José Herbert AHODODE est un Jeune Leader du Bénin. Auteur d'essai et d'articles de réflexions, il produit également des écrits d'autres genres comme nouvelle, roman, poème, etc. Auteur engagé ... [+]

Toute histoire commence un jour, quelque part, dans une république en terre africaine sous le regard éclairé du soleil et de la lune... Il était 12h 30, la sonnerie retentit pour signaler la pause. Les oiseaux, qui, au crépuscule, rivalisaient d'entrain et lançaient aux quatre vents les harmonies de leurs solfèges, s'étaient tus depuis longtemps. Dans le bruit assourdissant devenu familier à force de l’entendre, les étudiants de la deuxième année de sciences sociales de l’Université publique de Tognon furent libérés. Le professeur aurait voulu tant finir son chapitre avant la fin de la première partie du cours, il dut se résigner pour continuer dans l’après-midi. Nous étions donc sortis en îlots, parfois par affinité, pour rejoindre la cantine dans le seul but de reprendre des forces en dégustant le plat au menu du jour. Le jeudi, la file du rang est comparable à une cohorte de fourmis à l’affut d’un appât. Avec quelques malices d’étudiants zélés, nous réussissons, Oscar et moi, à gagner quelques places dans ce rang interminable... Lorsque je suis venu à l’Université, c’est avec Oscar que j’ai commencé mon immersion dans la nouvelle ville. J’avais fraîchement débarqué de Biglochémin, mon village natal, après l’obtention du BAC. On ne se connaissait pas mais ce bonhomme m’a été sympathique depuis les premiers jours de cours dans ce nouveau milieu. Du coup, nous sommes devenus des Amis inséparables, des colocataires - plus que frères. C’est avec lui que mes déboires, mes succès, mes joies, mes sottises et mes erreurs eurent des compagnons d’infortune et de fortune avec qui partager ces moments selon les circonstances.
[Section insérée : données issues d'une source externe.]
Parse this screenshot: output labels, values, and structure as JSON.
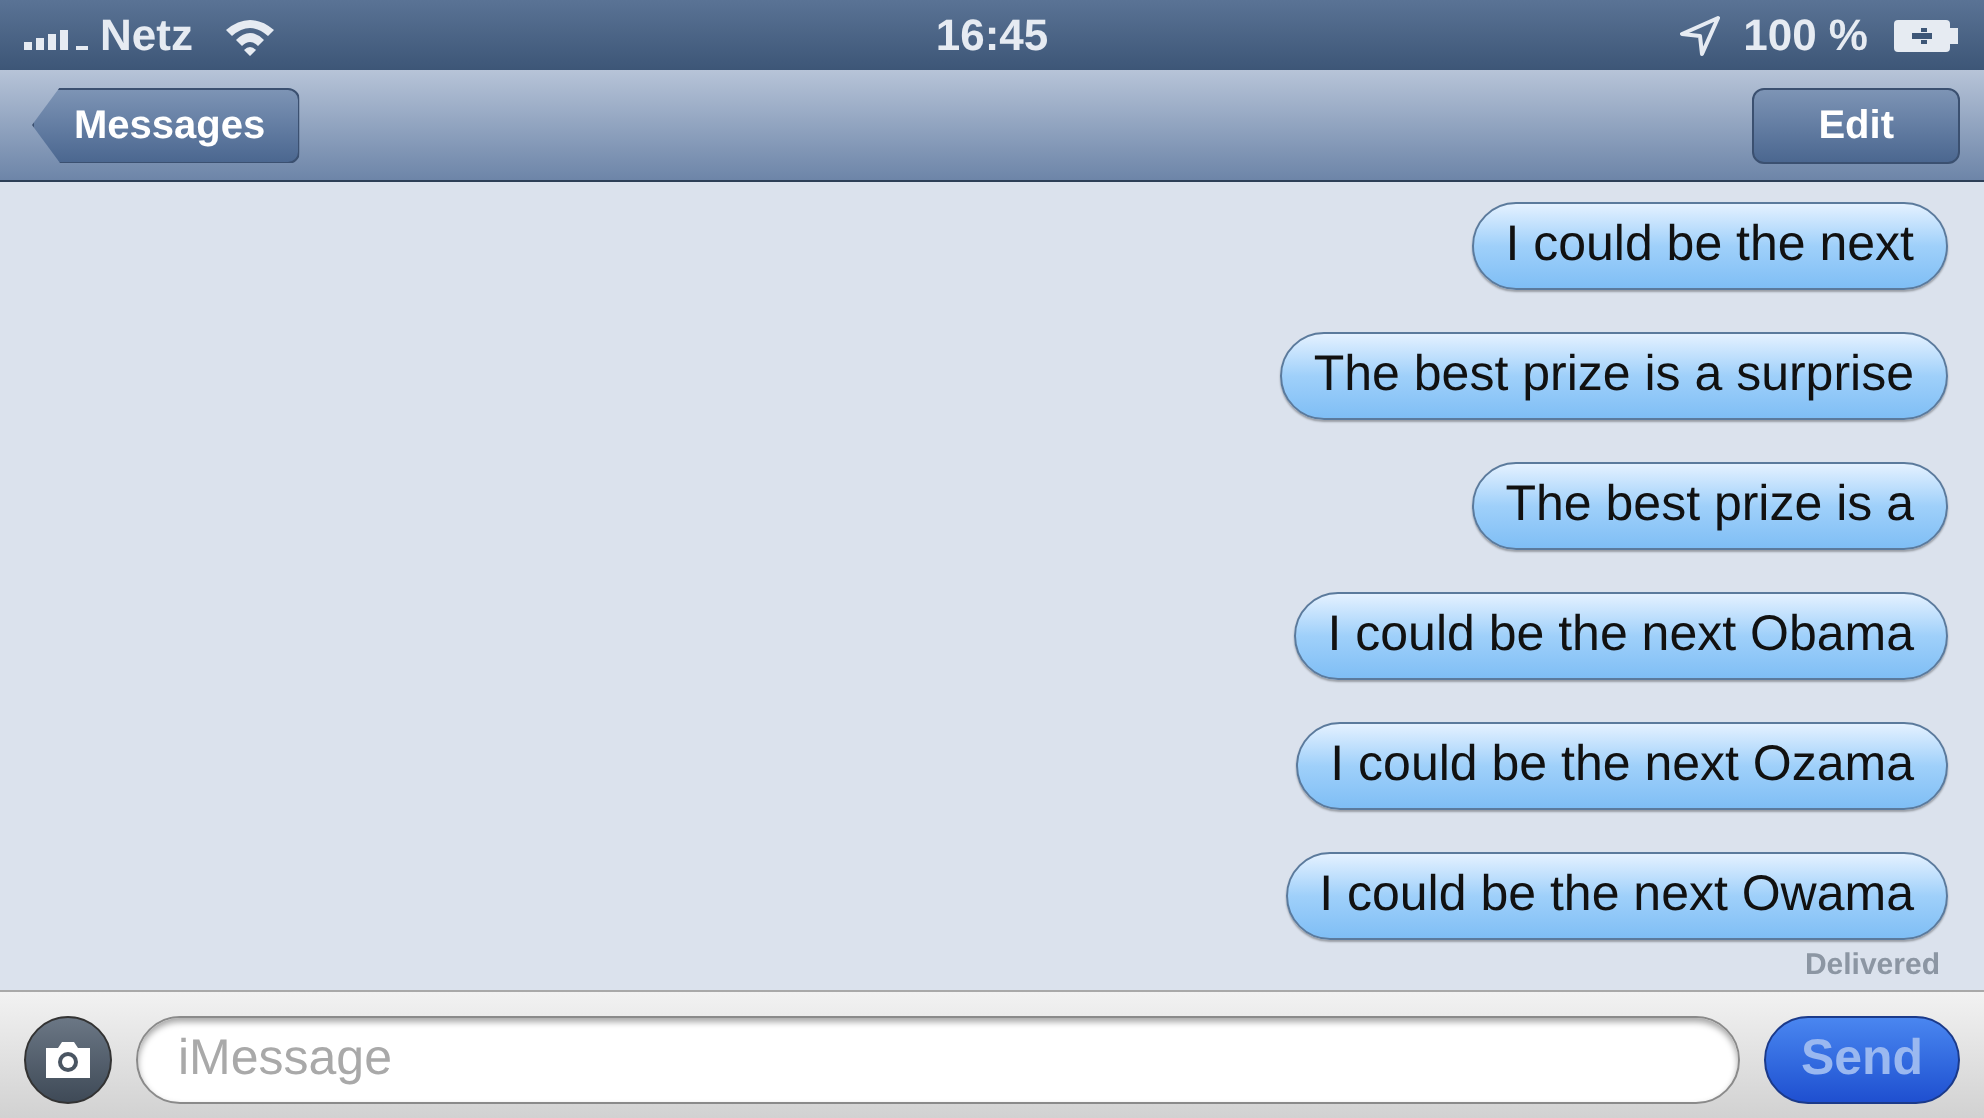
{
  "status_bar": {
    "carrier": "Netz",
    "time": "16:45",
    "battery": "100 %"
  },
  "nav_bar": {
    "back": "Messages",
    "action": "Edit"
  },
  "messages": [
    {
      "text": "I could be the next"
    },
    {
      "text": "The best prize is a surprise"
    },
    {
      "text": "The best prize is a"
    },
    {
      "text": "I could be the next Obama"
    },
    {
      "text": "I could be the next Ozama"
    },
    {
      "text": "I could be the next Owama"
    }
  ],
  "delivery_status": "Delivered",
  "composer": {
    "placeholder": "iMessage",
    "send": {
      "label": "Send",
      "disabled": true
    }
  }
}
Nous avions pris une résidence universitaire, meilleure alternative au regard de nos moyens financiers limités dans cet univers (l’université). Mes parents étaient des commerçants depuis des générations. L’entreprise familiale que papa tenait de son père et que grand-père a hérité de son père était florissante à un moment avant de sombrer dans une faillite qui ne dit pas son nom. La destinée aurait voulu que je sois l’héritier légitime de la besace familiale, une firme qui depuis des générations, tenait la flamme des meilleures ventes des tissus locaux et des artifices de décorations, des meubles et immeubles. Mais la conjoncture économique et parfois la confusion de l’entreprise avec la famille par ses dirigeants (ce qui est peut-être normal vue que c’est une entreprise familiale) a finit pas perdre de valeur d’années en années et aujourd’hui, ETS TAGNON n’est plus qu’un lointain souvenir.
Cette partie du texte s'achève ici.